In the case, ServPro alleged that Brigham and Thompson committed one count each of fraud, fraudulent misrepresentation, suppression and deceit; conversion; tortious interference with business relations and defamation; and loss of business opportunity. The company also sued other officials – Killingworth, controller Allyson Barker, chairman of the university’s board of trustees Randall Jones and senior vice president for finance and administration Arlitha Williams-Harmon – for injunctive and mandamus relief, which would compel them to follow a potential court order.

The company is asking Judge Burgess to award the money it alleges it’s still owed based on its contract with the university, as well as compensatory damages, punitive damages, and interest, costs and attorneys’ fees.

JSU officials have since filed two motions to dismiss the case, arguing that they’re immune to being sued because they’re state officials, that the court lacks jurisdiction for the topic and that ServPro’s complaint is a “ruse for breach-of-contract against the State.” The university’s defense is that because its contract with ServPro didn’t include a scope of work and wasn’t bid, it’s not enforceable.
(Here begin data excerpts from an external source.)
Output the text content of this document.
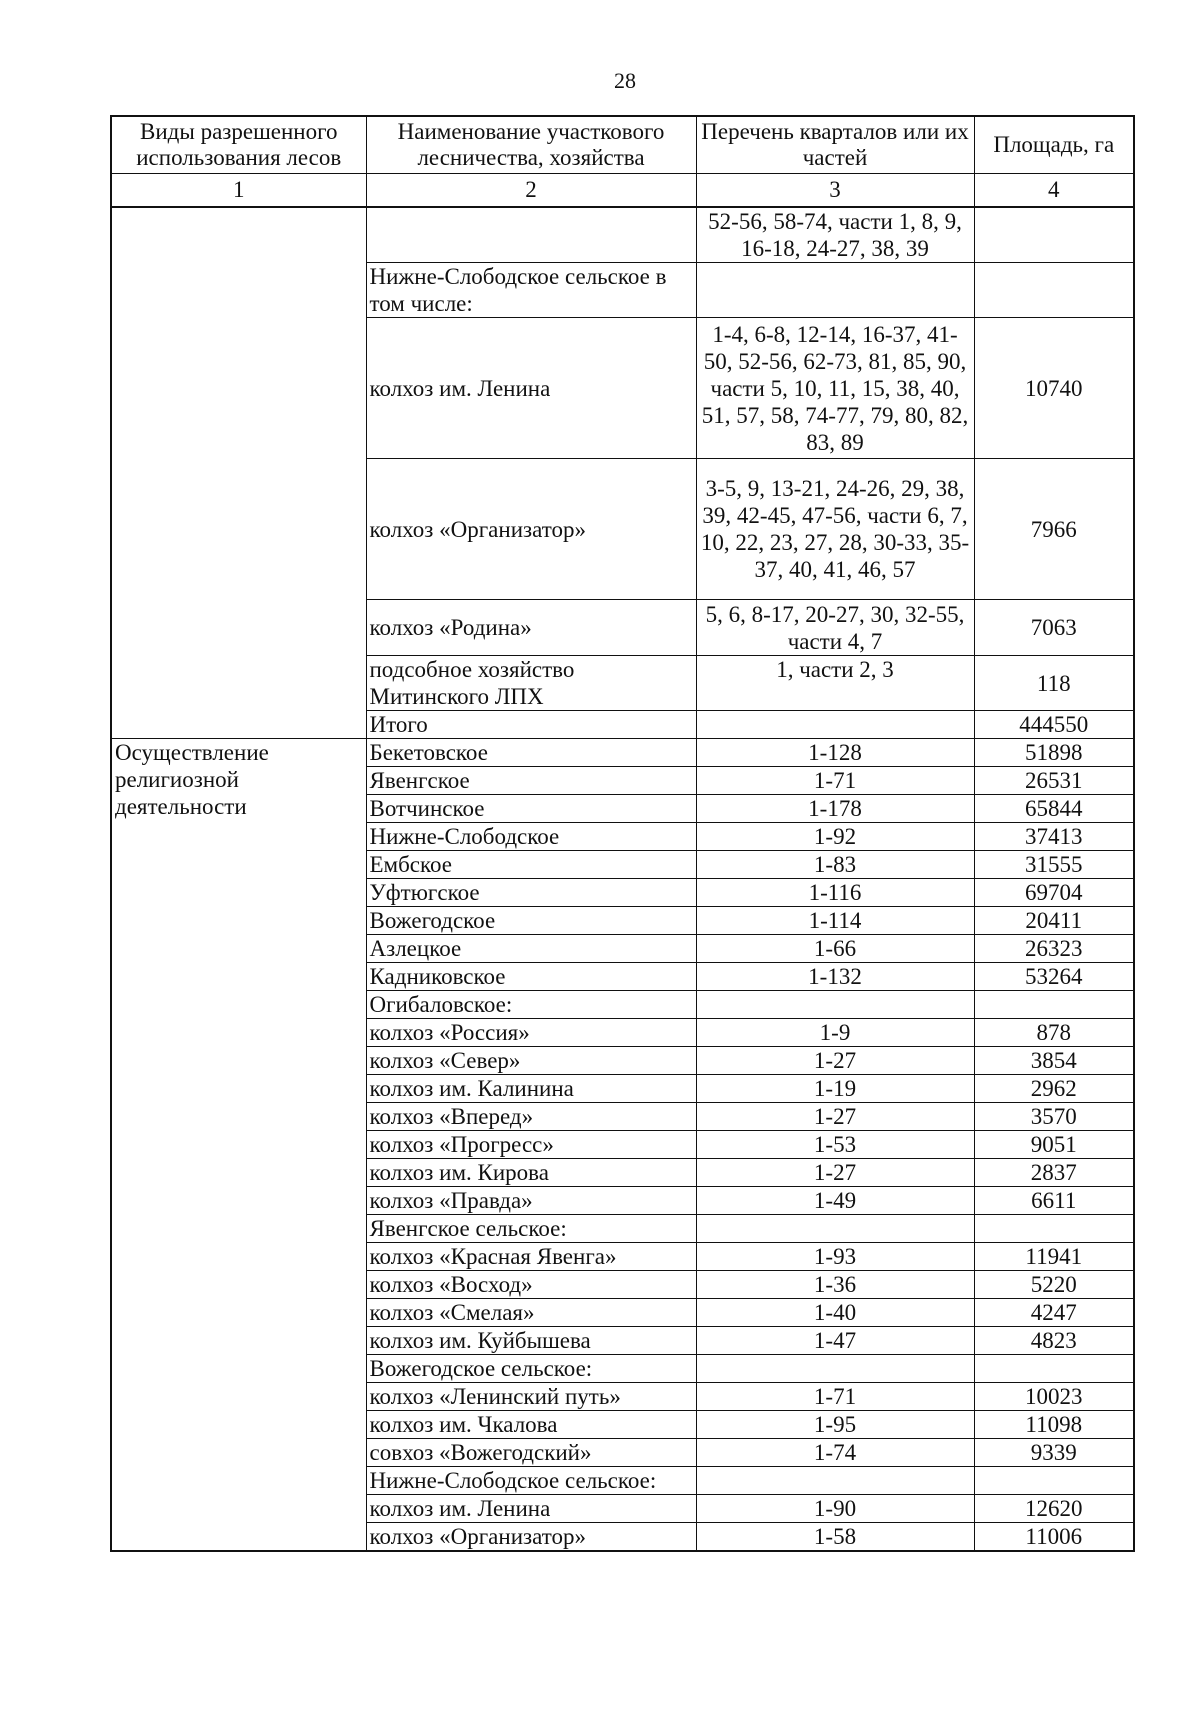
28
Виды разрешенного использования лесов	Наименование участкового лесничества, хозяйства	Перечень кварталов или их частей	Площадь, га
1	2	3	4
		52-56, 58-74, части 1, 8, 9, 16-18, 24-27, 38, 39	
	Нижне-Слободское сельское в том числе:		
	колхоз им. Ленина	1-4, 6-8, 12-14, 16-37, 41-50, 52-56, 62-73, 81, 85, 90, части 5, 10, 11, 15, 38, 40, 51, 57, 58, 74-77, 79, 80, 82, 83, 89	10740
	колхоз «Организатор»	3-5, 9, 13-21, 24-26, 29, 38, 39, 42-45, 47-56, части 6, 7, 10, 22, 23, 27, 28, 30-33, 35-37, 40, 41, 46, 57	7966
	колхоз «Родина»	5, 6, 8-17, 20-27, 30, 32-55, части 4, 7	7063
	подсобное хозяйство Митинского ЛПХ	1, части 2, 3	118
	Итого		444550
Осуществление религиозной деятельности	Бекетовское	1-128	51898
	Явенгское	1-71	26531
	Вотчинское	1-178	65844
	Нижне-Слободское	1-92	37413
	Ембское	1-83	31555
	Уфтюгское	1-116	69704
	Вожегодское	1-114	20411
	Азлецкое	1-66	26323
	Кадниковское	1-132	53264
	Огибаловское:		
	колхоз «Россия»	1-9	878
	колхоз «Север»	1-27	3854
	колхоз им. Калинина	1-19	2962
	колхоз «Вперед»	1-27	3570
	колхоз «Прогресс»	1-53	9051
	колхоз им. Кирова	1-27	2837
	колхоз «Правда»	1-49	6611
	Явенгское сельское:		
	колхоз «Красная Явенга»	1-93	11941
	колхоз «Восход»	1-36	5220
	колхоз «Смелая»	1-40	4247
	колхоз им. Куйбышева	1-47	4823
	Вожегодское сельское:		
	колхоз «Ленинский путь»	1-71	10023
	колхоз им. Чкалова	1-95	11098
	совхоз «Вожегодский»	1-74	9339
	Нижне-Слободское сельское:		
	колхоз им. Ленина	1-90	12620
	колхоз «Организатор»	1-58	11006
Burgess ruled against those motions twice, and the case has continued.

Separately, in December 2021, ServPro filed a claim with the Alabama State Board of Adjustment against the university, the Alabama Department of Finance, the Alabama State Insurance Fund, the Alabama Division of Risk Management, and the Alabama Emergency Management Agency.

It’s unclear if that claim has been resolved. Spokespeople for the Department of Finance, which oversees the Board of Adjustment, declined to comment and would not provide AL.com with records related to ServPro’s claim with the Board of Adjustments, citing an “active, ongoing investigation.”

Generally, if the results of a state audit deal with federal dollars, the audit’s findings are sent to the appropriate federal agency, said Rachel Riddle, chief examiner for the department which serves as Alabama’s top financial watchdog. All audits that the department conducts are sent to authorities like the attorney general, district attorneys, the FBI and the IRS, she told AL.com.

“If there is something there that these entities think warrants looking into, they usually contact us and do so,” Riddle said in an email.

But it’s unclear what came of the Department of Examiners of Public Accounts’ findings of fault with both ServPro and Jacksonville State – a spokesperson for the department declined to say.

Whether the FBI and the U.S. Attorney’s Office investigated ServPro, Jacksonville State University, or both parties remains unconfirmed.

Spokespeople for the Federal Bureau of Investigations’ Birmingham field office and U.S. Attorney Prim Escalona were not available for comment in time for publication. Spokespeople for the offices of Alabama Attorney General Steve Marshall and Calhoun County District Attorney Brian McVeigh did not respond to requests for comment.

The university’s campus recovery is still ongoing. One building – Wallace Hall, the former home for its nursing program – has seen delays because of financial constraints. It appears the university has exhausted federal funds to rebuild the tornado-damaged buildings on campus after ServPro stopped its work. Per the university’s annual financial report for 2022, the university asked FEMA to pay $28.3 million to rebuild Wallace Hall, but the agency denied that request at least twice. Last month, the university opted to demolish the building and move the School of Nursing elsewhere.